Bernie Sanders is not the same as Jimmy Carter, Bill Clinton, and Barack Obama. Sanders not a neoliberal.
Bernie Sanders is not the same as Jimmy Carter, Bill Clinton, and Barack Obama. Sanders is not a neoliberal. Joseph Sohm / Shutterstock.com

The key and devastating idea in Thomas Piketty's masterpiece Capital in the Twenty-First Century, an idea that many missed or failed to appreciate, is that there is no law-like link between democracy and capitalism. As he points out at the beginning of the book, there was after the Second World War great belief in the Kuznets Curve. The economist Simon Kuznets devised this hypothesis, which was eagerly accepted by those on the right and the left of his time (the 1950s). By using tax records, he saw a movement in the history of capitalism that began with things being very unequal and brutal for the poor to, step by step, things being more equal and democratic. It was therefore a law of capitalism that, as it accumulated more wealth, more of this wealth was distributed downward.

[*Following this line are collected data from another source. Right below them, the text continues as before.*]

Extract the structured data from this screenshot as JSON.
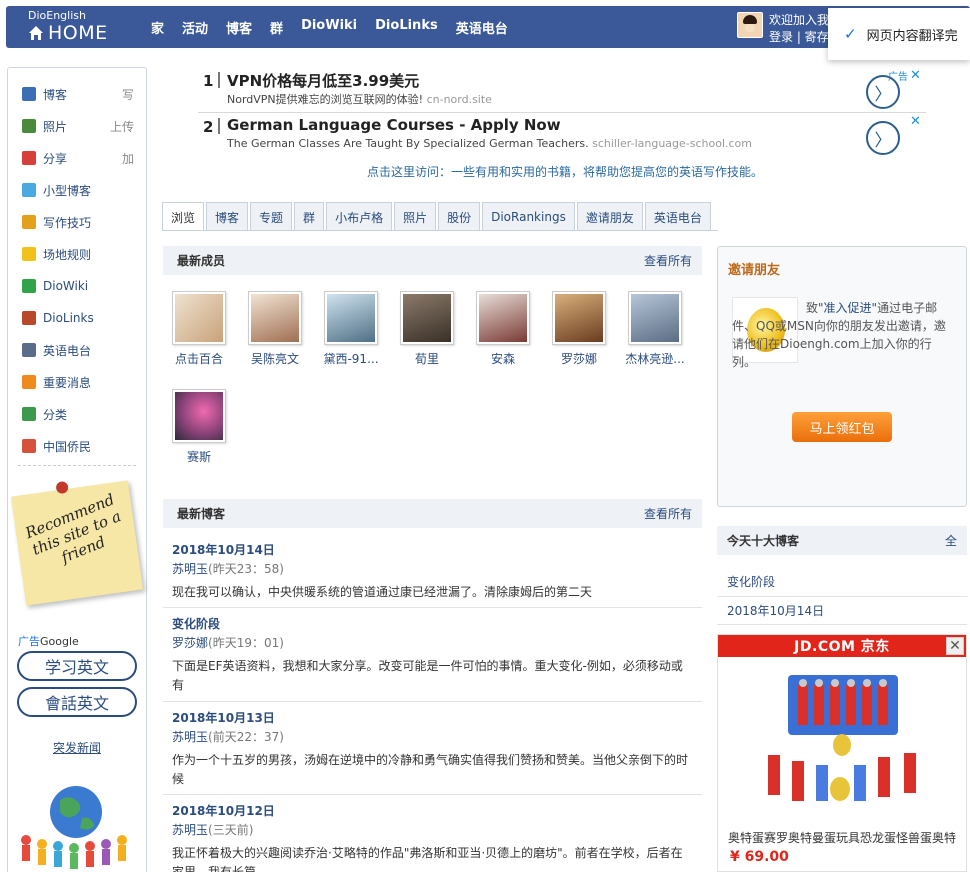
{
  "topbar": {
    "logo_small": "DioEnglish",
    "logo_home": "HOME",
    "nav": [
      "家",
      "活动",
      "博客",
      "群",
      "DioWiki",
      "DioLinks",
      "英语电台"
    ],
    "welcome": "欢迎加入我",
    "login_links": "登录 | 寄存"
  },
  "translate_popup": {
    "text": "网页内容翻译完"
  },
  "sidebar": {
    "items": [
      {
        "label": "博客",
        "extra": "写",
        "icon": "blog-icon",
        "color": "#3a6fb5"
      },
      {
        "label": "照片",
        "extra": "上传",
        "icon": "photo-icon",
        "color": "#4b8a3c"
      },
      {
        "label": "分享",
        "extra": "加",
        "icon": "heart-share-icon",
        "color": "#d6403a"
      },
      {
        "label": "小型博客",
        "extra": "",
        "icon": "chat-bubble-icon",
        "color": "#49a9e0"
      },
      {
        "label": "写作技巧",
        "extra": "",
        "icon": "gear-icon",
        "color": "#e3a11b"
      },
      {
        "label": "场地规则",
        "extra": "",
        "icon": "warning-icon",
        "color": "#f1c21b"
      },
      {
        "label": "DioWiki",
        "extra": "",
        "icon": "globe-icon",
        "color": "#33a34b"
      },
      {
        "label": "DioLinks",
        "extra": "",
        "icon": "house-icon",
        "color": "#b8472c"
      },
      {
        "label": "英语电台",
        "extra": "",
        "icon": "radio-icon",
        "color": "#5a6c8a"
      },
      {
        "label": "重要消息",
        "extra": "",
        "icon": "news-icon",
        "color": "#ef8a1d"
      },
      {
        "label": "分类",
        "extra": "",
        "icon": "share-icon",
        "color": "#3d9a4a"
      },
      {
        "label": "中国侨民",
        "extra": "",
        "icon": "puzzle-icon",
        "color": "#d7523c"
      }
    ],
    "note_text": "Recommend this site to a friend",
    "ad_label": "广告",
    "ad_google": "Google",
    "pill1": "学习英文",
    "pill2": "會話英文",
    "news_link": "突发新闻"
  },
  "ads": [
    {
      "num": "1",
      "title": "VPN价格每月低至3.99美元",
      "desc": "NordVPN提供难忘的浏览互联网的体验!",
      "url": "cn-nord.site",
      "badge": "广告"
    },
    {
      "num": "2",
      "title": "German Language Courses - Apply Now",
      "desc": "The German Classes Are Taught By Specialized German Teachers.",
      "url": "schiller-language-school.com"
    }
  ],
  "info_link": "点击这里访问：一些有用和实用的书籍，将帮助您提高您的英语写作技能。",
  "tabs": [
    "浏览",
    "博客",
    "专题",
    "群",
    "小布卢格",
    "照片",
    "股份",
    "DioRankings",
    "邀请朋友",
    "英语电台"
  ],
  "members_panel": {
    "title": "最新成员",
    "more": "查看所有",
    "members": [
      "点击百合",
      "吴陈亮文",
      "黛西-91...",
      "荀里",
      "安森",
      "罗莎娜",
      "杰林亮逊...",
      "赛斯"
    ]
  },
  "blogs_panel": {
    "title": "最新博客",
    "more": "查看所有",
    "posts": [
      {
        "title": "2018年10月14日",
        "author": "苏明玉",
        "time": "(昨天23：58)",
        "body": "现在我可以确认，中央供暖系统的管道通过康已经泄漏了。清除康姆后的第二天"
      },
      {
        "title": "变化阶段",
        "author": "罗莎娜",
        "time": "(昨天19：01)",
        "body": "下面是EF英语资料，我想和大家分享。改变可能是一件可怕的事情。重大变化-例如，必须移动或有"
      },
      {
        "title": "2018年10月13日",
        "author": "苏明玉",
        "time": "(前天22：37)",
        "body": "作为一个十五岁的男孩，汤姆在逆境中的冷静和勇气确实值得我们赞扬和赞美。当他父亲倒下的时候"
      },
      {
        "title": "2018年10月12日",
        "author": "苏明玉",
        "time": "(三天前)",
        "body": "我正怀着极大的兴趣阅读乔治·艾略特的作品\"弗洛斯和亚当·贝德上的磨坊\"。前者在学校，后者在家里，我有长篇"
      }
    ]
  },
  "invite": {
    "title": "邀请朋友",
    "text_pre": "致",
    "link": "\"准入促进\"",
    "text_post": "通过电子邮件、QQ或MSN向你的朋友发出邀请，邀请他们在Dioengh.com上加入你的行列。",
    "button": "马上领红包"
  },
  "top10": {
    "title": "今天十大博客",
    "more": "全",
    "items": [
      "变化阶段",
      "2018年10月14日"
    ]
  },
  "jd_ad": {
    "brand": "JD.COM 京东",
    "title": "奥特蛋赛罗奥特曼蛋玩具恐龙蛋怪兽蛋奥特",
    "price": "¥ 69.00"
  }
}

But what did Piketty show? This curve was not a law but the result of a historical accident.

What happened is this: Inequality was pretty much the same between the emergence of capitalism (in the 17th century) and first half of the 20th century. What caused the change was this series of human-made catastrophes: the First World War, the Crash of 1929 (and the resulting Great Depression), and the Second World War. Those events were destructive enough to break the iron grip the rich had on wealth. And once loosened, a good part of this wealth was transferred to a large number of white Americans and Europeans (blacks never got their check, as MLK pointed out on the March on Washington for Jobs and Freedom). This redistribution formed the middle class and also the idea that capitalism was progressive, moving from primitive to civilized accumulation, from class conflict to class harmony. Kuznet's curve appeared at this time, which is also known as the Golden Age of Capitalism.

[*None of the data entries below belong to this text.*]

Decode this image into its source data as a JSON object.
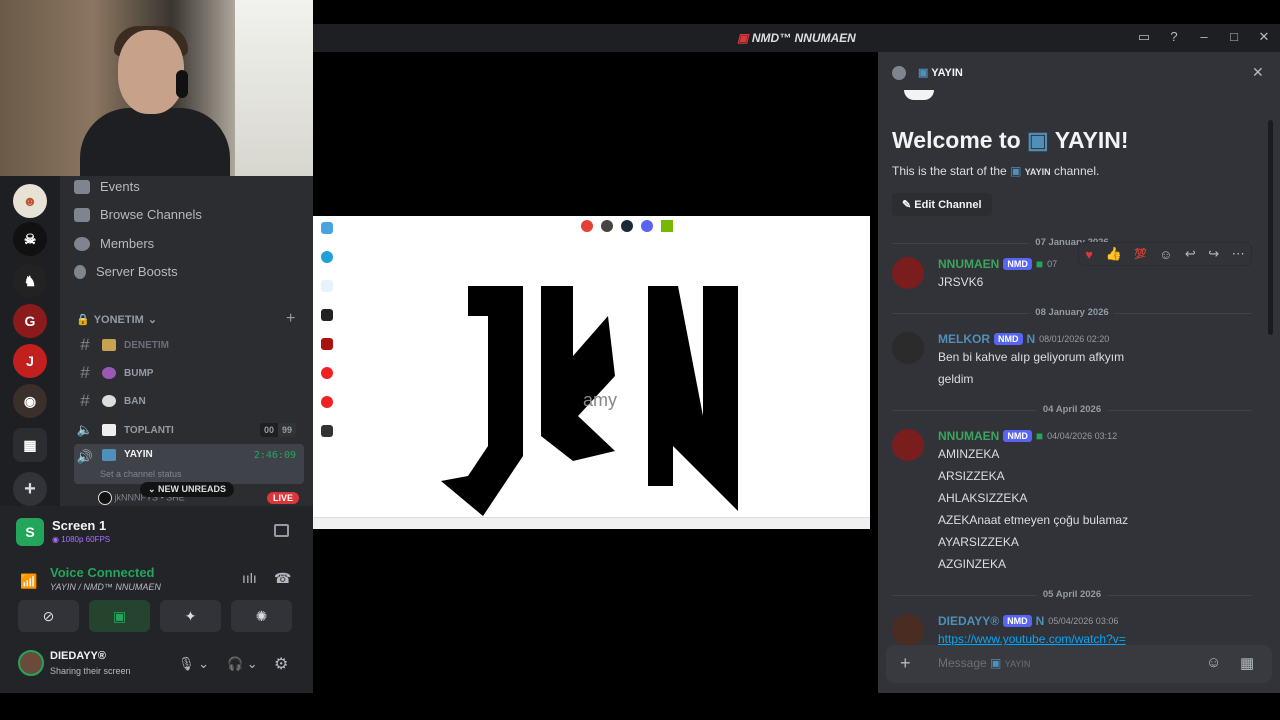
{
  "window": {
    "title": "NMD™ NNUMAEN"
  },
  "sidebar": {
    "nav": [
      {
        "label": "Events"
      },
      {
        "label": "Browse Channels"
      },
      {
        "label": "Members"
      },
      {
        "label": "Server Boosts"
      }
    ],
    "category": "YONETIM",
    "channels": [
      {
        "label": "DENETIM"
      },
      {
        "label": "BUMP"
      },
      {
        "label": "BAN"
      },
      {
        "label": "TOPLANTI",
        "count_a": "00",
        "count_b": "99"
      },
      {
        "label": "YAYIN",
        "timer": "2:46:09",
        "status_placeholder": "Set a channel status"
      }
    ],
    "member_preview": "jkNNNFYS • SHE",
    "live_badge": "LIVE",
    "new_unreads": "NEW UNREADS"
  },
  "stream_panel": {
    "title": "Screen 1",
    "subtitle": "1080p 60FPS",
    "voice_status": "Voice Connected",
    "voice_channel": "YAYIN / NMD™ NNUMAEN"
  },
  "user": {
    "name": "DIEDAYY®",
    "status": "Sharing their screen"
  },
  "chat": {
    "channel_name": "YAYIN",
    "welcome_prefix": "Welcome to",
    "welcome_channel": "YAYIN!",
    "start_prefix": "This is the start of the",
    "start_channel": "YAYIN",
    "start_suffix": "channel.",
    "edit_channel": "Edit Channel",
    "message_placeholder": "Message",
    "message_channel": "YAYIN",
    "dates": [
      "07 January 2026",
      "08 January 2026",
      "04 April 2026",
      "05 April 2026"
    ],
    "messages": [
      {
        "author": "NNUMAEN",
        "tag": "NMD",
        "time": "07",
        "lines": [
          "JRSVK6"
        ],
        "color": "#3ba55d"
      },
      {
        "author": "MELKOR",
        "tag": "NMD",
        "time": "08/01/2026 02:20",
        "lines": [
          "Ben bi kahve alıp geliyorum afkyım",
          "geldim"
        ],
        "color": "#4f8fba"
      },
      {
        "author": "NNUMAEN",
        "tag": "NMD",
        "time": "04/04/2026 03:12",
        "lines": [
          "AMINZEKA",
          "ARSIZZEKA",
          "AHLAKSIZZEKA",
          "AZEKAnaat etmeyen çoğu bulamaz",
          "AYARSIZZEKA",
          "AZGINZEKA"
        ],
        "color": "#3ba55d"
      },
      {
        "author": "DIEDAYY®",
        "tag": "NMD",
        "time": "05/04/2026 03:06",
        "lines": [
          "https://www.youtube.com/watch?v="
        ],
        "color": "#4f8fba"
      }
    ]
  },
  "stream": {
    "logo_text": "jKN",
    "watermark": "amy"
  },
  "colors": {
    "accent": "#5865f2",
    "online": "#23a55a",
    "live": "#da373c",
    "bg": "#313338"
  }
}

But then the 1970s happened. During this decade, there were several economic shocks, most related to profitability, that brought to an end the gains made by post-war social democracy in Europe and US. By the 1980s, levels of inequality began their return to pre-1914 levels. This movement (this restoration), called neoliberalism in the academic world, was not initiated by Ronald Reagan but actually Jimmy Carter, who was to the UK's James Callaghan what Margaret Thatcher would be to our Reagan. Carter was the US's first neoliberal president. And this is why there is a direct line from him to Obama.

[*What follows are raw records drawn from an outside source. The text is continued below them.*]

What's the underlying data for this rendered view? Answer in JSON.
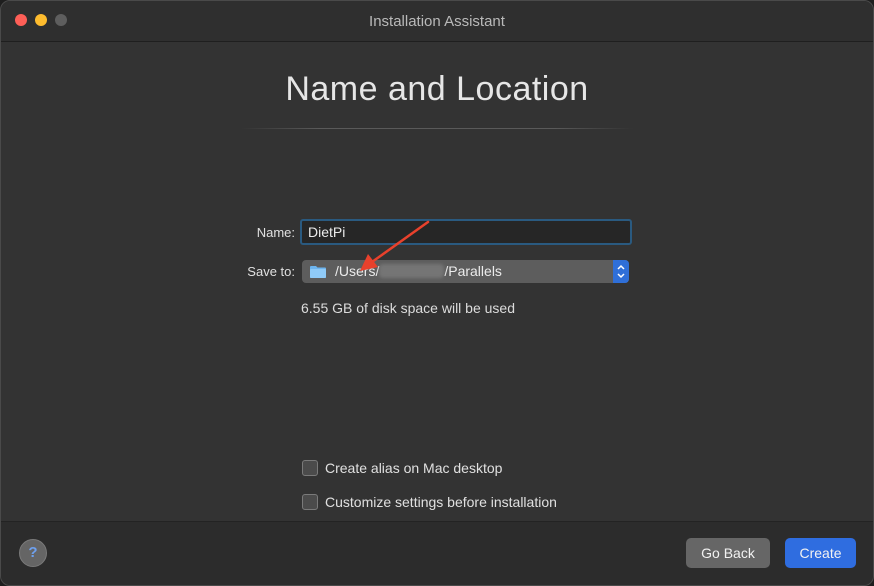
{
  "window": {
    "title": "Installation Assistant"
  },
  "page": {
    "heading": "Name and Location"
  },
  "form": {
    "name_label": "Name:",
    "name_value": "DietPi",
    "save_label": "Save to:",
    "save_path_prefix": "/Users/",
    "save_path_suffix": "/Parallels",
    "disk_info": "6.55 GB of disk space will be used"
  },
  "options": [
    {
      "label": "Create alias on Mac desktop",
      "checked": false
    },
    {
      "label": "Customize settings before installation",
      "checked": false
    }
  ],
  "footer": {
    "help_label": "?",
    "back_label": "Go Back",
    "create_label": "Create"
  },
  "colors": {
    "accent": "#2f6de0",
    "annotation_arrow": "#e8412c"
  },
  "icons": {
    "save_location": "folder-icon",
    "stepper": "up-down-chevron-icon"
  }
}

It is now largely forgotten that it was Carter, not Reagan, who began deregulating the market. Indeed, during the 1976 democratic primary, there was an ABC movement–Anybody But Carter. Democrats who remained committed to the party’s egalitarian ideology rightly feared that Carter was too right wing and would effectively strip the party of its historical commitment to the continuation and expansion of the legacy of FDR and LBJ. However, they ran too many candidates against Carter, splitting the left vote and allowing Carter to win the nomination.

Hillary Clinton is in this line.

Piketty's point, and the point of this post: Kuznet's curve did not expose a law but an anomaly. There was no progress in the historical record. There was only a series of social and military disruptions that were powerful enough to shake the political and economic order of capitalism. This is Piketty's dark and depressing message. War and economic devastation, and not democracy itself, led to mid-century social democracy.

Bernie Sanders is running for president on nothing but democracy. Yet, democracy without destruction on a planetary scale has never changed a damn thing. If Sanders were to become president and successfully restore social democracy, which would mean peacefully weakening the iron grip the rich have on wealth, it would be as amazing as watching Jesus walk on water.

Though I'm a committed socialist, I'm also a realist. The return of social democracy will be a consequence of climate change and democracy and not democracy alone. If we supported Obama out of hope, we should support Sanders with pessimism.